Determination of flunixin in equine plasma by reversed-phase liquid chromatography.

This research presents an efficient method for determining the drug flunixin in horse blood plasma using reversed-phase liquid chromatography, a technique that separates compounds in a solution. The study highlights the level of flunixin that can be detected, indicating the method’s usefulness for tracking the drug’s presence in horses.

Methodology

• The research uses a specific type of liquid chromatography known as reversed-phase chromatography. This technique is beneficial for its high resolution and the wide range of substances that it can be applied to.
• The substance used for chromatography is a solution of 70% methanol in a phosphate buffer of pH 3.1, using LiChrosorb RP-18 as the adsorbent. This solution, known as eluent, aids in the separation of different substances within the plasma.
• The plasma is first deproteinized with methanol; this process helps to remove potential contaminants that might hinder the detection of flunixin.
• The supernatant, or the liquid part left after sedimentation or centrifugation, is then directly injected into the chromatography system for analysis.

Analysis and Findings

• A small pre-column within the chromatography system is used for the procedure.
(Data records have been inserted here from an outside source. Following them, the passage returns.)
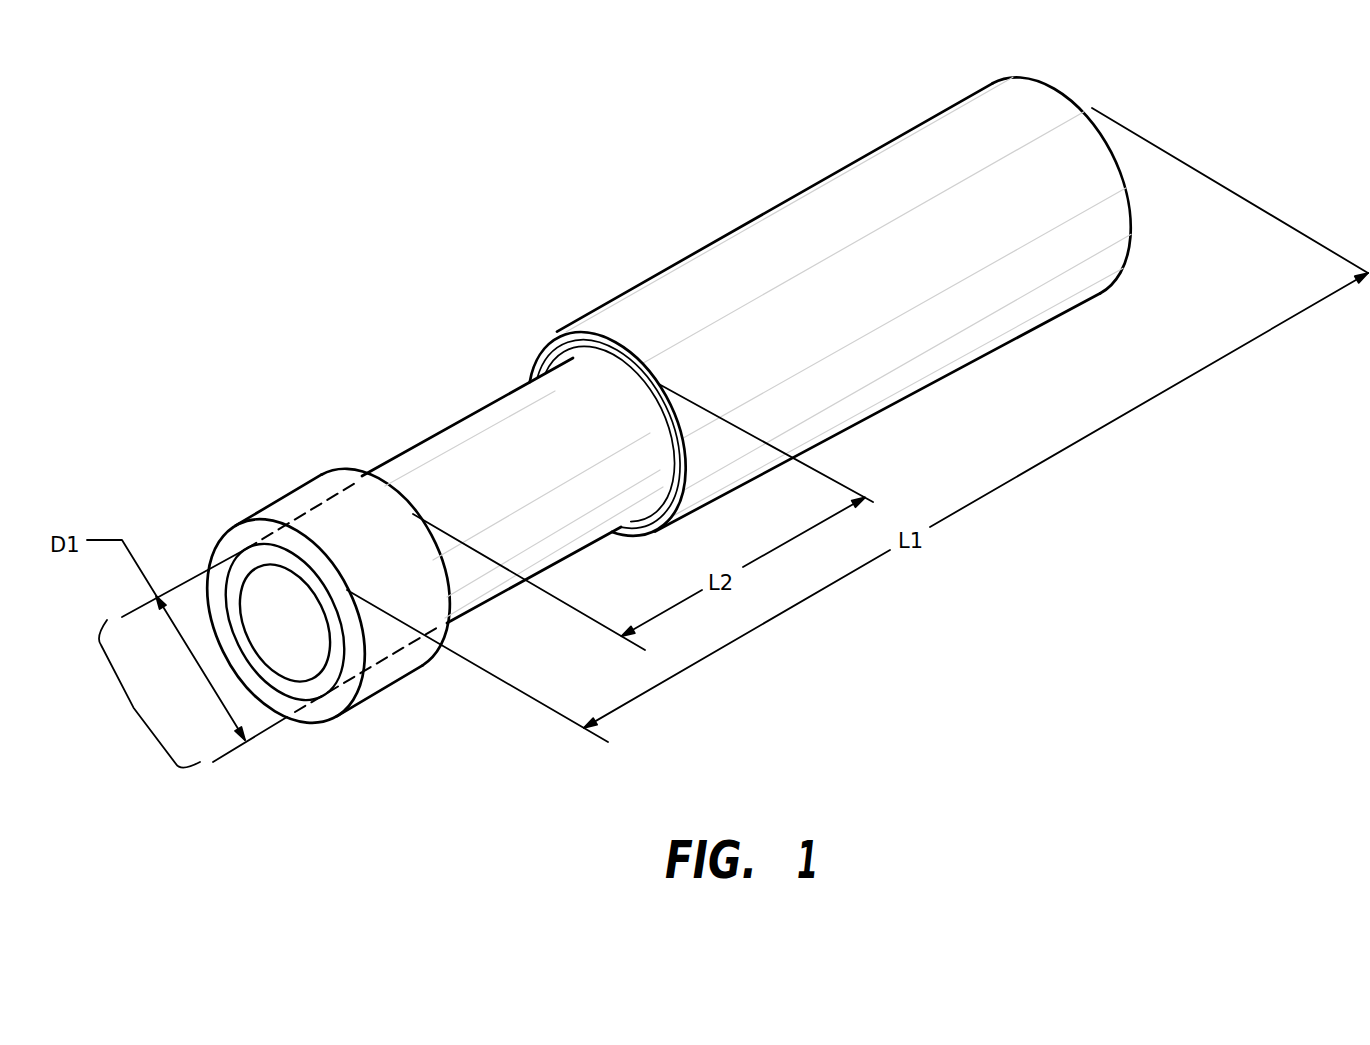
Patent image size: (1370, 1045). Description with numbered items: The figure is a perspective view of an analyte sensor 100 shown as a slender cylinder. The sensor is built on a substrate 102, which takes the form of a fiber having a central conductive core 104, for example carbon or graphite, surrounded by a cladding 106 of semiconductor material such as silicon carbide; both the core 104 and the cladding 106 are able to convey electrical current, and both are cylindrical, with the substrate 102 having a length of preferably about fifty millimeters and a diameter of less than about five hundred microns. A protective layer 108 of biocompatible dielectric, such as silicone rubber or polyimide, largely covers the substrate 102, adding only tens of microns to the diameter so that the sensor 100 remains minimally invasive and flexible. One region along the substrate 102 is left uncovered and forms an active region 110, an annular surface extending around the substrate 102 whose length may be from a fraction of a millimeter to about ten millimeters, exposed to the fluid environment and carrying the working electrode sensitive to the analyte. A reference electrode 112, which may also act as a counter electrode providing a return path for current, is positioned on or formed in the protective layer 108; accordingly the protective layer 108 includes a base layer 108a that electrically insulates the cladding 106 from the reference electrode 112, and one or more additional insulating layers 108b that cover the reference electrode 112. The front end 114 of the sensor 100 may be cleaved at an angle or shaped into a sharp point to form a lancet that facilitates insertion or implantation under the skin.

The analyte sensor 100 is at (238, 348).
The substrate 102 is at (139, 694).
The conductive core 104 is at (300, 633).
The cladding 106 is at (487, 411).
The protective layer 108 is at (653, 460).
The base layer 108a is at (540, 357).
The additional insulating layer 108b is at (552, 347).
The active region 110 is at (402, 430).
The reference electrode 112 is at (575, 350).
The front end 114 is at (288, 730).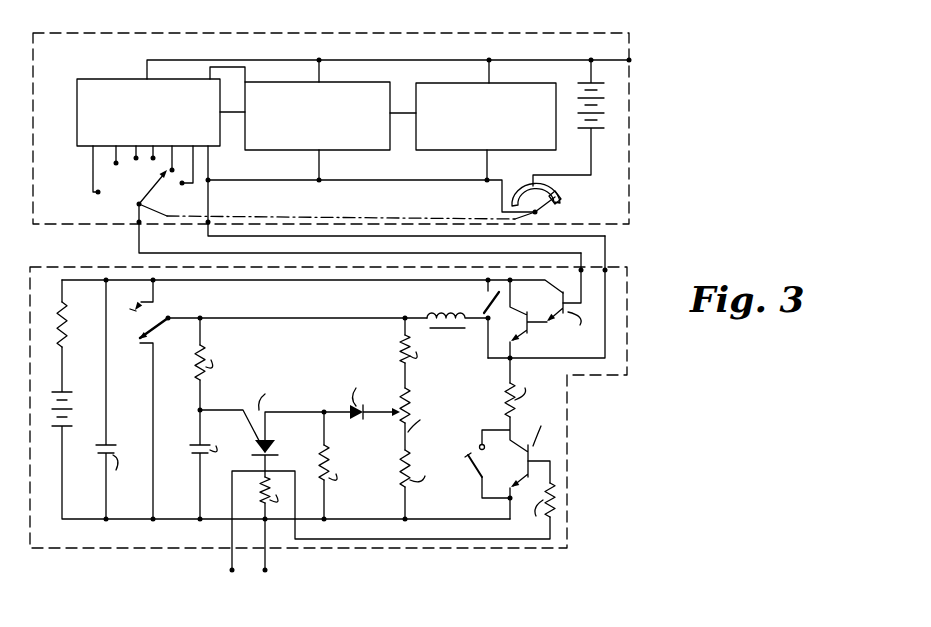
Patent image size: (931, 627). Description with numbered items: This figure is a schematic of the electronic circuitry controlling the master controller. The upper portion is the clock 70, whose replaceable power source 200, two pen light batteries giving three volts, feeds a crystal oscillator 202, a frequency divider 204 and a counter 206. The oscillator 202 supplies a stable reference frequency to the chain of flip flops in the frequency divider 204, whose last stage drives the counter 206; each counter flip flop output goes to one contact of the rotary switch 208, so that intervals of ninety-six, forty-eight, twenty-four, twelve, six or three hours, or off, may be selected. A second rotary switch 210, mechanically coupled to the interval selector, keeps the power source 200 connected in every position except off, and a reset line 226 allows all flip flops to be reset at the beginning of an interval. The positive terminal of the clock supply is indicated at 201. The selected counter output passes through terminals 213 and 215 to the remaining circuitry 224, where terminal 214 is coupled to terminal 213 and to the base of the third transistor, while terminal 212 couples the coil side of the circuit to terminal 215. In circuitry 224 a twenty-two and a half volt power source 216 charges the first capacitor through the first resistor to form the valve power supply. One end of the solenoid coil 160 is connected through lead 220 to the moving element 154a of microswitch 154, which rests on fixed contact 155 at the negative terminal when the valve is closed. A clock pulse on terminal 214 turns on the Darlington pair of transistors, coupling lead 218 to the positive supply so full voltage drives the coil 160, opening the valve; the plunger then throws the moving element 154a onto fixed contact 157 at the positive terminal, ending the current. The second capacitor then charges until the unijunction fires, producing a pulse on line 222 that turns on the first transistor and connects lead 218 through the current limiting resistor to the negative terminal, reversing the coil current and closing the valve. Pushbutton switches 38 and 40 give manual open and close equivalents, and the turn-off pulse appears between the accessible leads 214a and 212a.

After every 25-40 sample injections, this pre-column is replaced to maintain the integrity of the analysis.
• Through this method, up to 420 plasma samples can be analyzed on a single analytical column, showcasing the method’s efficiency.
• The detection limit of flunixin in plasma is 0.30 micromol/l, or 89 ng/ml. This reflects the sensitivity of the method, indicating that even low concentrations of the drug can be detected.

Implications

• This method can be applied in studies investigating the pharmacokinetics of flunixin in horses. Pharmacokinetics focuses on how drugs are absorbed, distributed, metabolized, and excreted in the body, and is crucial for understanding how drugs work and how they can be used safely and effectively.